In a statement on 7/8 TV, Trifonov blamed the so-called protest parties, Democratic Bulgaria and Rise Up BG! Here We Come! for his party’s failed attempt, accusing them of betrayal, and said that new elections are now in order because TISP, being the largest group in the incumbent Parliament, will not back a cabinet formed either by the pro-establishment parties or by Democratic Bulgaria or Rise Up!

The TISP leader recalled that his party had clearly stated that they will not be proposing a cabinet without the protest parties’ support.

Trifonov’s remarks came shortly after Democratic Bulgaria decided not to back TISP’s proposed cabinet and a day after Rise Up BG! Here We Come! also said they would vote against it. For their part, BSP for Bulgaria made their support contingent on TISP dropping their nominee for deputy prime minister and interior minister, Peter Iliev, which TISP said they would not do.
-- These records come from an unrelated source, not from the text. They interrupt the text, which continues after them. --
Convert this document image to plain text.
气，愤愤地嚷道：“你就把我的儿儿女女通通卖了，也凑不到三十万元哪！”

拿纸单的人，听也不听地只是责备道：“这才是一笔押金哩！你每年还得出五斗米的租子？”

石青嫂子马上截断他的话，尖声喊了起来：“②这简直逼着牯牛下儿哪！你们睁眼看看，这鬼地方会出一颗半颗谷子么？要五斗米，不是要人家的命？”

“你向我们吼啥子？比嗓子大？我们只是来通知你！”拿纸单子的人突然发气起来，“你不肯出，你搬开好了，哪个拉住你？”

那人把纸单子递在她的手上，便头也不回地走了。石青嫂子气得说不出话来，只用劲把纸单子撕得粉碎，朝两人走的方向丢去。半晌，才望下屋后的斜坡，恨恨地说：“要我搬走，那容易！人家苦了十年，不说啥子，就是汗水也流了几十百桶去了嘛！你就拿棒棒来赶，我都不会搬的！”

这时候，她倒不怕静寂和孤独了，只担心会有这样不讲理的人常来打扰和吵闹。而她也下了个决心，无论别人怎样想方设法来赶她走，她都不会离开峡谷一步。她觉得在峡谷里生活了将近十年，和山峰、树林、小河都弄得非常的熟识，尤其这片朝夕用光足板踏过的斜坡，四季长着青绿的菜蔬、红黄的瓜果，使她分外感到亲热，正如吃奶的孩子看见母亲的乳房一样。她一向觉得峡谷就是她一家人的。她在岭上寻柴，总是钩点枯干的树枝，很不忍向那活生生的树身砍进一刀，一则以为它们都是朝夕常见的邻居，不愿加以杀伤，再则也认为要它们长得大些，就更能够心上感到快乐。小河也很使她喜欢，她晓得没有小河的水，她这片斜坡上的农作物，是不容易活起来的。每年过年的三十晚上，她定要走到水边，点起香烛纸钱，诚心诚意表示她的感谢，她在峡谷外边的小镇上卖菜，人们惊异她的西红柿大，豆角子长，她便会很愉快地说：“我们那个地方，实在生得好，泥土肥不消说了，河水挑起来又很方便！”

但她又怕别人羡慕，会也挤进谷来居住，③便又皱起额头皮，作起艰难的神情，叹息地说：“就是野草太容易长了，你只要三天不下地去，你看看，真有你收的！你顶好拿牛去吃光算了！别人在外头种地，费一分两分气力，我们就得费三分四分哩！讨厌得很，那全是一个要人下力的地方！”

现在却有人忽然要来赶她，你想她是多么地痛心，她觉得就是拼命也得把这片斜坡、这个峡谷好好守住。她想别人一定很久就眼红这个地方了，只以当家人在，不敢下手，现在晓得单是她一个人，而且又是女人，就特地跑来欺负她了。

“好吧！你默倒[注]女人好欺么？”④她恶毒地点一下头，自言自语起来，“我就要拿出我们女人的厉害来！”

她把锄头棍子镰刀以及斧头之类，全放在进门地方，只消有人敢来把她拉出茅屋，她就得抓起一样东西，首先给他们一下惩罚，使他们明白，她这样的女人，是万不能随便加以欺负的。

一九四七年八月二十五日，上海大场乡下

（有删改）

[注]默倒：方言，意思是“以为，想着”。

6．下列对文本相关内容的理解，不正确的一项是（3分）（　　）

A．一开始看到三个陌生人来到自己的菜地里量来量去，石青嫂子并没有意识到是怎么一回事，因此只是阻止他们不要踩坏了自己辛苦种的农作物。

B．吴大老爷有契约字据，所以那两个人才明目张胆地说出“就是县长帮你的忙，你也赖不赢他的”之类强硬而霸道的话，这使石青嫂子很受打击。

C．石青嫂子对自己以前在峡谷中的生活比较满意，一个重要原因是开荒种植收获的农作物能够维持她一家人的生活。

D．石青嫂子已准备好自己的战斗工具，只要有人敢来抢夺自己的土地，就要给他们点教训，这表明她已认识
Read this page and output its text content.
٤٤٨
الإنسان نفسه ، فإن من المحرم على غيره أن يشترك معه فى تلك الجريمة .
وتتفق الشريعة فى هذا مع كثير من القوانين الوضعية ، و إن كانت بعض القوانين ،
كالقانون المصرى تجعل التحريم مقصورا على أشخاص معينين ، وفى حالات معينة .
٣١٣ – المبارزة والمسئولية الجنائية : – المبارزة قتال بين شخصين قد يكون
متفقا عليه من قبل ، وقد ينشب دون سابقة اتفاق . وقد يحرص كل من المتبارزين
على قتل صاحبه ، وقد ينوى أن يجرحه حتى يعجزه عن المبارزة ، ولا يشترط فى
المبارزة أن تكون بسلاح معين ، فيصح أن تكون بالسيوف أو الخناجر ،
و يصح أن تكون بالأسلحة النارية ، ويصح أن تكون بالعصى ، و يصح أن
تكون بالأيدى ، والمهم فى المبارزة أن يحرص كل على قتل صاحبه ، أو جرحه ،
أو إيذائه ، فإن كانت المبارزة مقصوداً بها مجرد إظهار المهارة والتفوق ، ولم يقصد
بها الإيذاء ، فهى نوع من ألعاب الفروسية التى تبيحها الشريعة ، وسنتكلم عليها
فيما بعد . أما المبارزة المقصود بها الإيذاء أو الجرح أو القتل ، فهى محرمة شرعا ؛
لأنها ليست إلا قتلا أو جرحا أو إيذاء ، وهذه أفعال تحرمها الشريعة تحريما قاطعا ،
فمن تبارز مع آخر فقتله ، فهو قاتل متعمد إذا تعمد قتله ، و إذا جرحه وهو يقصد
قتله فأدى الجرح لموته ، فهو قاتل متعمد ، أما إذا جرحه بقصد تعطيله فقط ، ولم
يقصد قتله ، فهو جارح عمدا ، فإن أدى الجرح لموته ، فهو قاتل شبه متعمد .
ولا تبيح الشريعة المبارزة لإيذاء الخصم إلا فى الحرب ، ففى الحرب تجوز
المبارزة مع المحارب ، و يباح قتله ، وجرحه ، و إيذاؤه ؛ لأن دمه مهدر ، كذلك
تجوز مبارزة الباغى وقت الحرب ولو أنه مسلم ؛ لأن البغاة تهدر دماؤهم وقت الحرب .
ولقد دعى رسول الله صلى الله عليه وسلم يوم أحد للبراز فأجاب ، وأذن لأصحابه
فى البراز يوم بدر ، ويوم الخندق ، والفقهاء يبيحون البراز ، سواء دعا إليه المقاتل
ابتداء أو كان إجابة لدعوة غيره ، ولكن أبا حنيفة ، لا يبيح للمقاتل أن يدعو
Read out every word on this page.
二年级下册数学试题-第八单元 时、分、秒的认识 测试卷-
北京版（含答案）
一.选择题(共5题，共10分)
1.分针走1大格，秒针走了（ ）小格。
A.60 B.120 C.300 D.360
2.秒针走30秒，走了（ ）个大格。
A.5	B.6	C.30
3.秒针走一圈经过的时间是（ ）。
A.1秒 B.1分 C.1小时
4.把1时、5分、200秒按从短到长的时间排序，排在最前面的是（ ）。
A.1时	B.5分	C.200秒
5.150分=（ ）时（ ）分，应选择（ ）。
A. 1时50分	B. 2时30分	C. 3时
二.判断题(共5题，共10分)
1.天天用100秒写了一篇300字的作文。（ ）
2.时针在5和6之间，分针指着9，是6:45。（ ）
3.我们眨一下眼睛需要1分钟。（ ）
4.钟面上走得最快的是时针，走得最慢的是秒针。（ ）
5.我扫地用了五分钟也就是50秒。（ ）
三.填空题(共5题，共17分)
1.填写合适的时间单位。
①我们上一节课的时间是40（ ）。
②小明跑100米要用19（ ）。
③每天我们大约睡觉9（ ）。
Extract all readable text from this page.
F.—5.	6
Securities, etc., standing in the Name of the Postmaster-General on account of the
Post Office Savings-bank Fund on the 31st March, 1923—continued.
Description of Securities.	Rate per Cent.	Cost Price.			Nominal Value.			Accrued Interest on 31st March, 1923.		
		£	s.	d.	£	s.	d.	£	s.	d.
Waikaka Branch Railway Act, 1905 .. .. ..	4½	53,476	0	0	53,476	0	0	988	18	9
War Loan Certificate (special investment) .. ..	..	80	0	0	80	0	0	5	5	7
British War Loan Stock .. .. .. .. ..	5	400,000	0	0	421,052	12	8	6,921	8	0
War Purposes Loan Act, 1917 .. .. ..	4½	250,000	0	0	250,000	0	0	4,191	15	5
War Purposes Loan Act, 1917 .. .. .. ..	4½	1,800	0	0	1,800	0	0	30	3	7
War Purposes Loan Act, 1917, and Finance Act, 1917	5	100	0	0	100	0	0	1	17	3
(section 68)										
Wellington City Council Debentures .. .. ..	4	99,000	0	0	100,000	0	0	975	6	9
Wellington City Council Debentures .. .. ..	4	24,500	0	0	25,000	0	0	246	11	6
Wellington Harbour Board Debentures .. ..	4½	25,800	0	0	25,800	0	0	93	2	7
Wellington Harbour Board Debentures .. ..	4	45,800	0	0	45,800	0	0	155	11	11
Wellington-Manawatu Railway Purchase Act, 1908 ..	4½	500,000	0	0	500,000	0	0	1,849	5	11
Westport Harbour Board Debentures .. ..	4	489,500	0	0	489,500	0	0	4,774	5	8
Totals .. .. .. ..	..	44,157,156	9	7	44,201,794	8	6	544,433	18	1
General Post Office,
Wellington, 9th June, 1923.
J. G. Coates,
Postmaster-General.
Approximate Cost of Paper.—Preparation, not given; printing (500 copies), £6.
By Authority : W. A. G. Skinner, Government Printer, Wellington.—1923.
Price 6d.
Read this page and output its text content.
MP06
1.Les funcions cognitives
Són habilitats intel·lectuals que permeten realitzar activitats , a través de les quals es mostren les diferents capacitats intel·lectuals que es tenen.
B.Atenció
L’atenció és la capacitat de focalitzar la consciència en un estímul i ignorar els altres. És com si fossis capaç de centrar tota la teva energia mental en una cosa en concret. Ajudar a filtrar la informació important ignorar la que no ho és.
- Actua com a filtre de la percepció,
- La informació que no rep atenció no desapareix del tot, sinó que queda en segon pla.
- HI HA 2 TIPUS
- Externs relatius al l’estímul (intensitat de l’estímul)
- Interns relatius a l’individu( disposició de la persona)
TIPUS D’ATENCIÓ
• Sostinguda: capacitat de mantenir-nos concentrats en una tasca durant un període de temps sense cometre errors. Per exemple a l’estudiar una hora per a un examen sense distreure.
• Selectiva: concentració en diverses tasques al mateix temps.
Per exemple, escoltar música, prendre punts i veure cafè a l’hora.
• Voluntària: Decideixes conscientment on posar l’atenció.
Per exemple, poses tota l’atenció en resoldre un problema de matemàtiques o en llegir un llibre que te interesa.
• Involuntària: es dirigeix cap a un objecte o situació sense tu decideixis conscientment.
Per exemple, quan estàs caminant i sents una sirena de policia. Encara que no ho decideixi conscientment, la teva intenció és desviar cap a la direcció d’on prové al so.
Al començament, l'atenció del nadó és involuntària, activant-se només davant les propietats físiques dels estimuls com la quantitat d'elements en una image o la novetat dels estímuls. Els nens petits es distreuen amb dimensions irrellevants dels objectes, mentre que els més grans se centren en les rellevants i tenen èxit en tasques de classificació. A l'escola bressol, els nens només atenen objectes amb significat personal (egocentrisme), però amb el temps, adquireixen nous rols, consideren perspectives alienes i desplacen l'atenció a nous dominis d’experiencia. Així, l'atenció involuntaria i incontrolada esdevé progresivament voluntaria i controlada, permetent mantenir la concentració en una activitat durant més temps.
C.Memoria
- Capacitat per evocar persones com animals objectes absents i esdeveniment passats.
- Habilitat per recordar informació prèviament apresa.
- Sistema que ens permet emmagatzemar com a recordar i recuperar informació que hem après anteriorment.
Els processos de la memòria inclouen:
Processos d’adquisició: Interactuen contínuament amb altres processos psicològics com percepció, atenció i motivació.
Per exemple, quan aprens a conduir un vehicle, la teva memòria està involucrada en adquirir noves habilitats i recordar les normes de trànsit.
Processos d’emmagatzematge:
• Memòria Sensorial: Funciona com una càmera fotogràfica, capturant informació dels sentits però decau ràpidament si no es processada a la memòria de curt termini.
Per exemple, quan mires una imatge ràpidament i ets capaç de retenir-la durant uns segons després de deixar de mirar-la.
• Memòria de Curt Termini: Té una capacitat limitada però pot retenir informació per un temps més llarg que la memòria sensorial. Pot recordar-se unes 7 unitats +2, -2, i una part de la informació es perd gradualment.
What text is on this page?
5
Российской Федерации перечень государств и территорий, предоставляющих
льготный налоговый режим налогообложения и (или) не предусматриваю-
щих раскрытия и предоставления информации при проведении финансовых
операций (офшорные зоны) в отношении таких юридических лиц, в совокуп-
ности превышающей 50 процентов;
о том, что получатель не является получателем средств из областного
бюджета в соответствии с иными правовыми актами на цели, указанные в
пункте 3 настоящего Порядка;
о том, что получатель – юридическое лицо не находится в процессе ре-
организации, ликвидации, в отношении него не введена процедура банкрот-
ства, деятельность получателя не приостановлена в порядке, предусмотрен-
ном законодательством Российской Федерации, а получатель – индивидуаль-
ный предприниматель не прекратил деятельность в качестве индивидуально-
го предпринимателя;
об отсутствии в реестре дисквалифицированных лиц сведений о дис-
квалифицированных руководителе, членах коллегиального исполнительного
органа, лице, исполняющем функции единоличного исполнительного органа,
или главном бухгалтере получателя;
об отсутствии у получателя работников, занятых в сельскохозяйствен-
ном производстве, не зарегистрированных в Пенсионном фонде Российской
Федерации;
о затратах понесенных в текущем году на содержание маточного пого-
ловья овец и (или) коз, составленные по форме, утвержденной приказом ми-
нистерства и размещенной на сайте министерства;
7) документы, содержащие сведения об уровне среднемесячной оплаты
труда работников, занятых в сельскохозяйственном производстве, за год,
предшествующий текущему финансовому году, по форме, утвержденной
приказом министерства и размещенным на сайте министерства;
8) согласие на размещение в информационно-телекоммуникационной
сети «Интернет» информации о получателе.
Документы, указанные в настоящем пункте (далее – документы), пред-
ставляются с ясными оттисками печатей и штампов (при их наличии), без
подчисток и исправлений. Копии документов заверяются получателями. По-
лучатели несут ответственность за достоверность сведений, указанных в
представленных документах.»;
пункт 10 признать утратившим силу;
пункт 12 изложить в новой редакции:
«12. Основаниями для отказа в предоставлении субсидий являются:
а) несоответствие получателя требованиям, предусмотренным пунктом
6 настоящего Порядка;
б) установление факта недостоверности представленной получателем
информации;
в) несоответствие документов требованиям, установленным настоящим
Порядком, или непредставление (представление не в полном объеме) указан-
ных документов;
Democratic Bulgaria and Rise Up! explained that they were denying support to an all-TISP cabinet not on account of any controversial candidate for minister but because they did not get sufficient guarantees that the Movement for Rights and Freedoms (MRF) would not influence the government once elected. The two parties proposed to TISP, provided that the third cabinet-forming mandate is handed to any of them, the formation of a short-lived expert government based on the present caretaker cabinet, but Trifonov rejected this option.

“Democratic Bulgaria and Rise Up BG! Here We Come! clearly and publicly stated their refusal to support a cabinet of There Is Such a People. This means that the protest against GERB and everything done by GERB has been left in the past, whereas the present and the present parliament are fraught with political ambitions, hypocrisy, lies, betrayals and machinations which are completely unacceptable to me and my colleagues of TISP,” Trifonov pointed out.

In his words, his party had done everything possible, all compromises and gestures to the so-called protest parties, so that people would be reassured, so that a government would be elected and the protest parties would be pleased.

According to Trifonov, if they are mandated to form a cabinet, Democratic Bulgaria and Rise Up! could take a nationally responsible approach and join GERB, the MRF and BSP for Bulgaria, set up a government, and run the country together as they have done until recently.

In the same statement, Trifonov said that TISP will back President Rumen Radev’s re-election bid in the forthcoming presidential elections because “he matches to the fullest extent their idea of a president of Bulgaria.” “We hope that, with our support, he will be elected even in the first round of voting,” the TISP leader said.

TISP’s refusal to seek parliamentary approval for its cabinet proposal will be followed by a second cabinet-forming mandate, which the President must offer to the second largest parliamentary group, GERB-UDF. They will most probably decline the mandate immediately, without waiting for the expiry of the seven-day deadline under the Constitution. Within a week after that, the head of state will have to hand a third mandate to a smaller parliamentary group of his choice. This attempt, too, is doomed to failure because TISP will not back a cabinet put together by Democratic Bulgaria and Rise Up!, whereas the two anti-establishment parties will not accept support from GERB and the MRF.

TISP has 65 MPs in the 240-member legislature, GERB-UDF 63, BSP for Bulgaria 36, Democratic Bulgaria 34, the MRF 29, and Rise Up! 13. To be elected, a proposed cabinet must be supported by more than half of the MPs present.

In the event of a third failure, the President will have to schedule early parliamentary elections within two months, i.e. for October 17 at the earliest.